Sonntag, 8. Dezember 2019

Euro-Zone als Kollateralschaden 2019 kehren die Krisen zurück

Euro-Krise: Nicht nur Italien, Brexit und Handelskrieg sorgen für Unruhe

2. Teil: Trump wittert die Schwäche

Trump wittert die Schwäche

In diese Situation hinein platzt nun der Handelskrieg des Donald Trump, der meines Erachtens nur wenig mit Handel zu tun hat, dafür umso mehr mit strategischen Überlegungen der USA. Was sollten die USA denn ernsthaft gegen ein Handelsdefizit mit China (und uns) haben, wenn sie dieses doch - wie gehabt - mit ihren grünen Papierscheinen, genannt US-Dollar, finanzieren können. Solange die USA die unbestrittene Weltmacht bleiben, bleibt der Dollar die Weltwährung, mit allen damit verbundenen Privilegien - unter anderem dem nicht unwesentlichen Vorrecht, echte Waren mit bunten Zetteln zu bezahlen, deren Wert man beliebig und nach eigenem Ermessen beeinflussen kann.

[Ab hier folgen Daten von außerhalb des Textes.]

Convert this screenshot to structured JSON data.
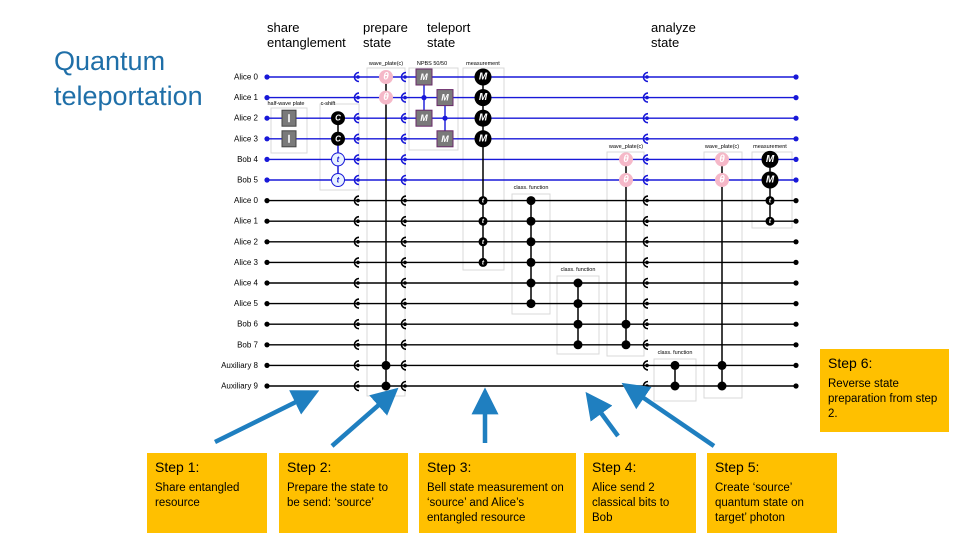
{
  "title": {
    "line1": "Quantum",
    "line2": "teleportation"
  },
  "phases": [
    {
      "line1": "share",
      "line2": "entanglement"
    },
    {
      "line1": "prepare",
      "line2": "state"
    },
    {
      "line1": "teleport",
      "line2": "state"
    },
    {
      "line1": "analyze",
      "line2": "state"
    }
  ],
  "wires": [
    {
      "label": "Alice 0",
      "kind": "quantum"
    },
    {
      "label": "Alice 1",
      "kind": "quantum"
    },
    {
      "label": "Alice 2",
      "kind": "quantum"
    },
    {
      "label": "Alice 3",
      "kind": "quantum"
    },
    {
      "label": "Bob 4",
      "kind": "quantum"
    },
    {
      "label": "Bob 5",
      "kind": "quantum"
    },
    {
      "label": "Alice 0",
      "kind": "classical"
    },
    {
      "label": "Alice 1",
      "kind": "classical"
    },
    {
      "label": "Alice 2",
      "kind": "classical"
    },
    {
      "label": "Alice 3",
      "kind": "classical"
    },
    {
      "label": "Alice 4",
      "kind": "classical"
    },
    {
      "label": "Alice 5",
      "kind": "classical"
    },
    {
      "label": "Bob 6",
      "kind": "classical"
    },
    {
      "label": "Bob 7",
      "kind": "classical"
    },
    {
      "label": "Auxiliary 8",
      "kind": "classical"
    },
    {
      "label": "Auxiliary 9",
      "kind": "classical"
    }
  ],
  "gate_labels": {
    "half_wave_plate": "half-wave plate",
    "c_shift": "c-shift",
    "wave_plate": "wave_plate(c)",
    "npbs": "NPBS 50/50",
    "measurement": "measurement",
    "class_function": "class. function"
  },
  "gate_symbols": {
    "theta": "θ",
    "measure": "M",
    "control": "C",
    "target": "t"
  },
  "colors": {
    "quantum_wire": "#1818d8",
    "classical_wire": "#000000",
    "wave_plate": "#f5b8c8",
    "npbs_box": "#7a7a7a",
    "title": "#1f6fa8",
    "step_box": "#ffc000",
    "arrow": "#1f7fc0"
  },
  "steps": [
    {
      "title": "Step 1:",
      "text": "Share entangled resource"
    },
    {
      "title": "Step 2:",
      "text": "Prepare the state to be send: ‘source’"
    },
    {
      "title": "Step 3:",
      "text": "Bell state measurement on ‘source’ and Alice’s entangled resource"
    },
    {
      "title": "Step 4:",
      "text": "Alice send 2 classical bits to Bob"
    },
    {
      "title": "Step 5:",
      "text": "Create ‘source’ quantum state on target’ photon"
    },
    {
      "title": "Step 6:",
      "text": "Reverse state preparation from step 2."
    }
  ]
}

Es dürfte der US-Regierung also nicht um Handelsdefizite gehen, sondern um die Verteidigung des Status als unbestrittener Weltmacht. Blickt man auf die Entwicklung Chinas, so ist klar, dass es nur eine Frage weniger Jahrzehnte ist, bis das Land alleine aufgrund seiner Bevölkerungszahl und der überdurchschnittlichen Leistungen der Schüler in den für die Zukunft so wichtigen Fächern wie Mathematik zu einem ernsthaften Konkurrenten der USA werden kann. Da bietet es sich aus Sicht der USA an, diesen Zeitpunkt zumindest solange wie möglich aufzuschieben.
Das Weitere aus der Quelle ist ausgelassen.